Search for the remaining early Malay doctors

Search will continue for these early Malay doctors. Please contact me directly by e-mail (scroll down the right panel).

1.  Dr Abbas bin Alias - completed research; published
2.  Dr Samsudim Cassim - incomplete research
3.  Dr Abdul Samat bin Pagak - incomplete research
4.  Dr Nizamuddin bin Ahmad - incomplete research
5.  Dr Abdul Ghani bin Mohammed - completed research; unpublished
6.  Dr Mohamed Salleh bin Haji Abdul Hamid (Johor) - incomplete research
7.  Dr Syed Mahmood bin Abdul Rahman Alkuds - incomplete research
8.  Dr Kandati bin Seka - incomplete research

Definition of "Malay" in "The Early Malay Doctors"?
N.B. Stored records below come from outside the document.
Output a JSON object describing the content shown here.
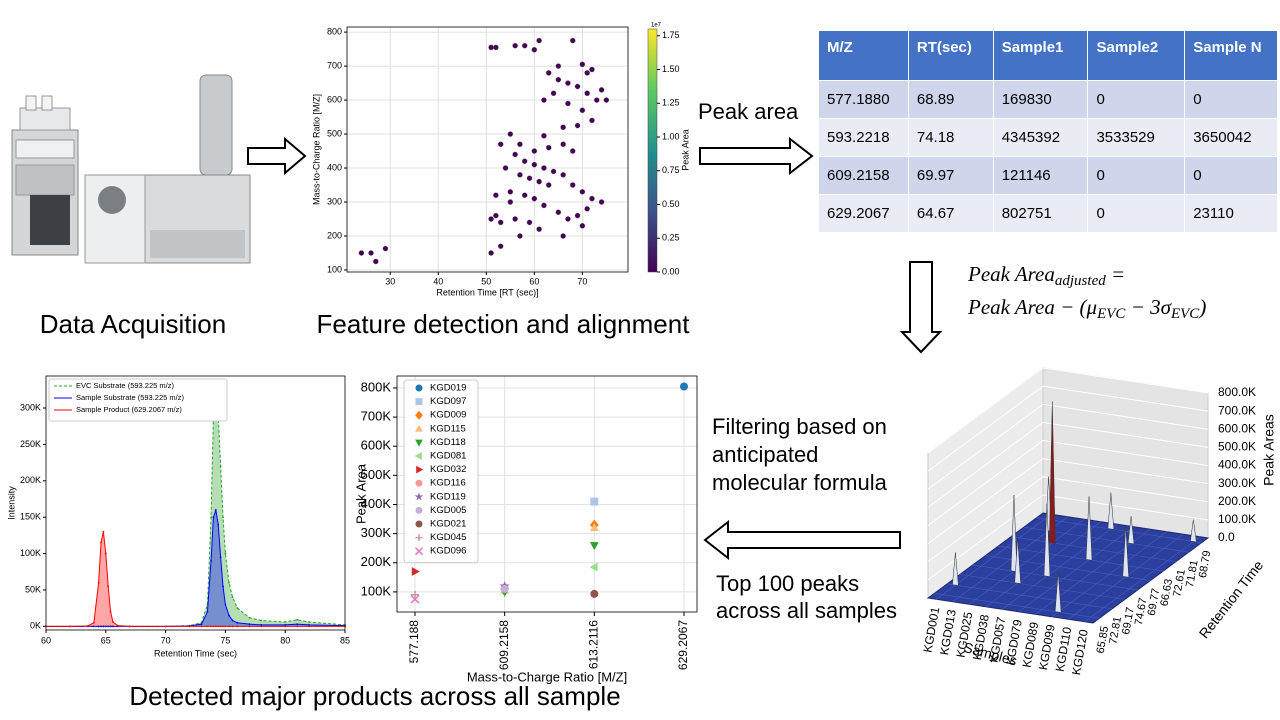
{
  "labels": {
    "data_acquisition": "Data Acquisition",
    "feature_detection": "Feature detection and alignment",
    "peak_area": "Peak area",
    "filtering": [
      "Filtering based on",
      "anticipated",
      "molecular formula"
    ],
    "top_peaks": [
      "Top 100 peaks",
      "across all samples"
    ],
    "detected": "Detected major products across all sample"
  },
  "formula": {
    "line1": [
      "Peak Area",
      "adjusted",
      " ="
    ],
    "line2": [
      "Peak Area − (μ",
      "EVC",
      " − 3σ",
      "EVC",
      ")"
    ]
  },
  "table": {
    "header": [
      "M/Z",
      "RT(sec)",
      "Sample1",
      "Sample2",
      "Sample N"
    ],
    "rows": [
      [
        "577.1880",
        "68.89",
        "169830",
        "0",
        "0"
      ],
      [
        "593.2218",
        "74.18",
        "4345392",
        "3533529",
        "3650042"
      ],
      [
        "609.2158",
        "69.97",
        "121146",
        "0",
        "0"
      ],
      [
        "629.2067",
        "64.67",
        "802751",
        "0",
        "23110"
      ]
    ]
  },
  "chart_data": [
    {
      "type": "scatter",
      "x_label": "Retention Time [RT (sec)]",
      "y_label": "Mass-to-Charge Ratio [M/Z]",
      "x": [
        24,
        26,
        27,
        29,
        51,
        52,
        56,
        58,
        60,
        61,
        68,
        65,
        70,
        72,
        71,
        63,
        65,
        67,
        69,
        71,
        74,
        73,
        75,
        64,
        62,
        67,
        70,
        72,
        66,
        69,
        62,
        55,
        57,
        60,
        63,
        66,
        68,
        53,
        56,
        58,
        60,
        62,
        64,
        54,
        57,
        59,
        61,
        63,
        66,
        68,
        70,
        72,
        74,
        55,
        58,
        60,
        62,
        65,
        67,
        69,
        71,
        52,
        51,
        53,
        56,
        59,
        61,
        57,
        66,
        70,
        53,
        51,
        55,
        52
      ],
      "y": [
        150,
        150,
        125,
        163,
        755,
        755,
        760,
        760,
        748,
        775,
        775,
        700,
        705,
        690,
        680,
        680,
        660,
        650,
        640,
        620,
        630,
        600,
        600,
        620,
        600,
        590,
        570,
        540,
        520,
        525,
        495,
        500,
        470,
        450,
        460,
        470,
        450,
        470,
        440,
        420,
        410,
        400,
        390,
        400,
        380,
        370,
        360,
        350,
        380,
        350,
        330,
        310,
        300,
        330,
        320,
        310,
        290,
        270,
        250,
        260,
        280,
        260,
        250,
        240,
        250,
        240,
        220,
        200,
        200,
        230,
        170,
        150,
        300,
        320
      ],
      "color": "#440154",
      "xlim": [
        21,
        79.5
      ],
      "xticks": [
        30,
        40,
        50,
        60,
        70
      ],
      "ylim": [
        94,
        815
      ],
      "yticks": [
        100,
        200,
        300,
        400,
        500,
        600,
        700,
        800
      ],
      "grid": true,
      "colorbar": {
        "label": "Peak Area",
        "scale_label": "1e7",
        "lim": [
          0,
          1.8
        ],
        "ticks": [
          {
            "value": 0,
            "label": "0.00"
          },
          {
            "value": 0.25,
            "label": "0.25"
          },
          {
            "value": 0.5,
            "label": "0.50"
          },
          {
            "value": 0.75,
            "label": "0.75"
          },
          {
            "value": 1,
            "label": "1.00"
          },
          {
            "value": 1.25,
            "label": "1.25"
          },
          {
            "value": 1.5,
            "label": "1.50"
          },
          {
            "value": 1.75,
            "label": "1.75"
          }
        ],
        "colors": [
          "#440154",
          "#3b528b",
          "#21918c",
          "#5ec962",
          "#fde725"
        ]
      }
    },
    {
      "type": "line",
      "x_label": "Retention Time (sec)",
      "y_label": "Intensity",
      "x": [
        60,
        62,
        63.5,
        64,
        64.4,
        64.6,
        64.8,
        65,
        65.2,
        65.4,
        65.6,
        66,
        67,
        70,
        72,
        73,
        73.5,
        73.8,
        74,
        74.2,
        74.4,
        74.6,
        74.8,
        75,
        75.3,
        75.6,
        76,
        77,
        78,
        80,
        81,
        82,
        85
      ],
      "series": [
        {
          "name": "EVC Substrate (593.225 m/z)",
          "color": "#2ca02c",
          "dashed": true,
          "values": [
            0,
            0,
            0,
            0,
            0,
            0,
            0,
            0,
            0,
            0,
            0,
            0,
            0,
            0,
            1000,
            5000,
            30000,
            150000,
            290000,
            325000,
            290000,
            220000,
            150000,
            100000,
            60000,
            40000,
            25000,
            12000,
            8000,
            6000,
            9000,
            6000,
            2000
          ]
        },
        {
          "name": "Sample Substrate (593.225 m/z)",
          "color": "#0000ff",
          "dashed": false,
          "values": [
            0,
            0,
            0,
            0,
            0,
            0,
            0,
            0,
            0,
            0,
            0,
            0,
            0,
            0,
            500,
            3000,
            20000,
            90000,
            150000,
            160000,
            140000,
            95000,
            55000,
            30000,
            15000,
            8000,
            5000,
            3000,
            2000,
            2000,
            3000,
            2000,
            1000
          ]
        },
        {
          "name": "Sample Product (629.2067 m/z)",
          "color": "#ff0000",
          "dashed": false,
          "values": [
            0,
            0,
            500,
            5000,
            60000,
            115000,
            130000,
            100000,
            55000,
            20000,
            6000,
            1000,
            0,
            0,
            0,
            0,
            0,
            0,
            0,
            0,
            0,
            0,
            0,
            0,
            0,
            0,
            0,
            0,
            0,
            0,
            0,
            0,
            0
          ]
        }
      ],
      "xlim": [
        60,
        85
      ],
      "xticks": [
        60,
        65,
        70,
        75,
        80,
        85
      ],
      "ylim": [
        -5000,
        344000
      ],
      "yticks": [
        {
          "value": 0,
          "label": "0K"
        },
        {
          "value": 50000,
          "label": "50K"
        },
        {
          "value": 100000,
          "label": "100K"
        },
        {
          "value": 150000,
          "label": "150K"
        },
        {
          "value": 200000,
          "label": "200K"
        },
        {
          "value": 250000,
          "label": "250K"
        },
        {
          "value": 300000,
          "label": "300K"
        }
      ],
      "grid": false,
      "legend": "upper left"
    },
    {
      "type": "category-scatter",
      "x_label": "Mass-to-Charge Ratio [M/Z]",
      "y_label": "Peak Area",
      "categories": [
        "577.188",
        "609.2158",
        "613.2116",
        "629.2067"
      ],
      "series": [
        {
          "name": "KGD019",
          "color": "#1f77b4",
          "marker": "circle",
          "values": [
            null,
            null,
            null,
            805000
          ]
        },
        {
          "name": "KGD097",
          "color": "#aec7e8",
          "marker": "square",
          "values": [
            null,
            null,
            410000,
            null
          ]
        },
        {
          "name": "KGD009",
          "color": "#ff7f0e",
          "marker": "diamond",
          "values": [
            null,
            null,
            330000,
            null
          ]
        },
        {
          "name": "KGD115",
          "color": "#ffbb78",
          "marker": "triangle-up",
          "values": [
            null,
            105000,
            320000,
            null
          ]
        },
        {
          "name": "KGD118",
          "color": "#2ca02c",
          "marker": "triangle-down",
          "values": [
            null,
            100000,
            260000,
            null
          ]
        },
        {
          "name": "KGD081",
          "color": "#98df8a",
          "marker": "triangle-left",
          "values": [
            null,
            null,
            185000,
            null
          ]
        },
        {
          "name": "KGD032",
          "color": "#d62728",
          "marker": "triangle-right",
          "values": [
            170000,
            null,
            null,
            null
          ]
        },
        {
          "name": "KGD116",
          "color": "#ff9896",
          "marker": "circle",
          "values": [
            null,
            115000,
            null,
            null
          ]
        },
        {
          "name": "KGD119",
          "color": "#9467bd",
          "marker": "star",
          "values": [
            null,
            120000,
            null,
            null
          ]
        },
        {
          "name": "KGD005",
          "color": "#c5b0d5",
          "marker": "circle",
          "values": [
            null,
            110000,
            null,
            null
          ]
        },
        {
          "name": "KGD021",
          "color": "#8c564b",
          "marker": "circle",
          "values": [
            null,
            null,
            93000,
            null
          ]
        },
        {
          "name": "KGD045",
          "color": "#c49c94",
          "marker": "plus",
          "values": [
            90000,
            null,
            null,
            null
          ]
        },
        {
          "name": "KGD096",
          "color": "#e377c2",
          "marker": "x",
          "values": [
            75000,
            null,
            null,
            null
          ]
        }
      ],
      "ylim": [
        31000,
        841000
      ],
      "yticks": [
        {
          "value": 100000,
          "label": "100K"
        },
        {
          "value": 200000,
          "label": "200K"
        },
        {
          "value": 300000,
          "label": "300K"
        },
        {
          "value": 400000,
          "label": "400K"
        },
        {
          "value": 500000,
          "label": "500K"
        },
        {
          "value": 600000,
          "label": "600K"
        },
        {
          "value": 700000,
          "label": "700K"
        },
        {
          "value": 800000,
          "label": "800K"
        }
      ],
      "grid": true,
      "legend": "upper left"
    },
    {
      "type": "surface3d",
      "x_label": "Samples",
      "y_label": "Retention Time",
      "z_label": "Peak Areas",
      "samples": [
        "KGD001",
        "KGD013",
        "KGD025",
        "KGD038",
        "KGD057",
        "KGD079",
        "KGD089",
        "KGD099",
        "KGD110",
        "KGD120"
      ],
      "retention_times": [
        "65.85",
        "72.81",
        "69.17",
        "74.67",
        "69.77",
        "66.63",
        "72.61",
        "71.81",
        "68.79"
      ],
      "zlim": [
        0,
        800000
      ],
      "zticks": [
        {
          "value": 0,
          "label": "0.0"
        },
        {
          "value": 100000,
          "label": "100.0K"
        },
        {
          "value": 200000,
          "label": "200.0K"
        },
        {
          "value": 300000,
          "label": "300.0K"
        },
        {
          "value": 400000,
          "label": "400.0K"
        },
        {
          "value": 500000,
          "label": "500.0K"
        },
        {
          "value": 600000,
          "label": "600.0K"
        },
        {
          "value": 700000,
          "label": "700.0K"
        },
        {
          "value": 800000,
          "label": "800.0K"
        }
      ],
      "surface_color": "#2b3f9e",
      "peaks": {
        "sample": [
          "KGD013",
          "KGD025",
          "KGD025",
          "KGD038",
          "KGD057",
          "KGD079",
          "KGD089",
          "KGD099",
          "KGD110",
          "KGD001",
          "KGD057",
          "KGD120"
        ],
        "rt": [
          "71.81",
          "72.61",
          "74.67",
          "69.17",
          "68.79",
          "66.63",
          "71.81",
          "65.85",
          "69.77",
          "72.81",
          "74.67",
          "68.79"
        ],
        "values": [
          300000,
          780000,
          420000,
          250000,
          200000,
          350000,
          150000,
          220000,
          280000,
          180000,
          400000,
          120000
        ],
        "colors": [
          "#dce4f5",
          "#8b1a1a",
          "#dce4f5",
          "#dce4f5",
          "#dce4f5",
          "#dce4f5",
          "#dce4f5",
          "#dce4f5",
          "#dce4f5",
          "#dce4f5",
          "#dce4f5",
          "#dce4f5"
        ]
      }
    }
  ]
}
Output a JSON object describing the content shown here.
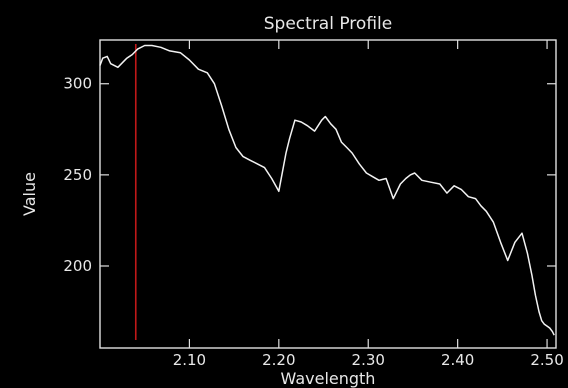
{
  "chart_data": {
    "type": "line",
    "title": "Spectral Profile",
    "xlabel": "Wavelength",
    "ylabel": "Value",
    "xlim": [
      2.0,
      2.51
    ],
    "ylim": [
      155,
      324
    ],
    "xticks": [
      2.1,
      2.2,
      2.3,
      2.4,
      2.5
    ],
    "xtick_labels": [
      "2.10",
      "2.20",
      "2.30",
      "2.40",
      "2.50"
    ],
    "yticks": [
      200,
      250,
      300
    ],
    "ytick_labels": [
      "200",
      "250",
      "300"
    ],
    "grid": false,
    "legend": "none",
    "colors": {
      "background": "#000000",
      "axes": "#e0e0e0",
      "series": "#f2f2f2",
      "marker_line": "#c01818"
    },
    "marker_x": 2.04,
    "series": [
      {
        "x": [
          2.0,
          2.003,
          2.008,
          2.012,
          2.02,
          2.03,
          2.036,
          2.042,
          2.05,
          2.058,
          2.068,
          2.078,
          2.09,
          2.1,
          2.11,
          2.12,
          2.128,
          2.136,
          2.144,
          2.152,
          2.16,
          2.168,
          2.176,
          2.184,
          2.192,
          2.2,
          2.208,
          2.212,
          2.218,
          2.225,
          2.232,
          2.24,
          2.248,
          2.252,
          2.258,
          2.264,
          2.27,
          2.276,
          2.282,
          2.29,
          2.298,
          2.305,
          2.312,
          2.32,
          2.328,
          2.336,
          2.342,
          2.347,
          2.352,
          2.36,
          2.37,
          2.38,
          2.388,
          2.396,
          2.404,
          2.412,
          2.42,
          2.426,
          2.432,
          2.44,
          2.448,
          2.456,
          2.464,
          2.472,
          2.478,
          2.483,
          2.487,
          2.491,
          2.494,
          2.497,
          2.5,
          2.503,
          2.506,
          2.508
        ],
        "values": [
          310,
          314,
          315,
          311,
          309,
          314,
          316,
          319,
          321,
          321,
          320,
          318,
          317,
          313,
          308,
          306,
          300,
          288,
          275,
          265,
          260,
          258,
          256,
          254,
          248,
          241,
          262,
          270,
          280,
          279,
          277,
          274,
          280,
          282,
          278,
          275,
          268,
          265,
          262,
          256,
          251,
          249,
          247,
          248,
          237,
          245,
          248,
          250,
          251,
          247,
          246,
          245,
          240,
          244,
          242,
          238,
          237,
          233,
          230,
          224,
          213,
          203,
          213,
          218,
          207,
          195,
          184,
          175,
          170,
          168,
          167,
          166,
          164,
          162
        ]
      }
    ]
  }
}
Suggestion by Dr Mohamed Tahir, Singapore (29 March 2011):

"With regard to "Malay", I think you should use the definition of Malay as in the Malaysian constitution - article 160. Though this was enacted later than the early doctors it can still be applied for your purpose. The article defines a Malay as a citizen who professes to be a Muslim, habitually speaks the Malay language, adheres to Malay customs and is domiciled in Malaya or Singapore.
If you just use ethnic or "pure" Malays, then you won't have much of a list."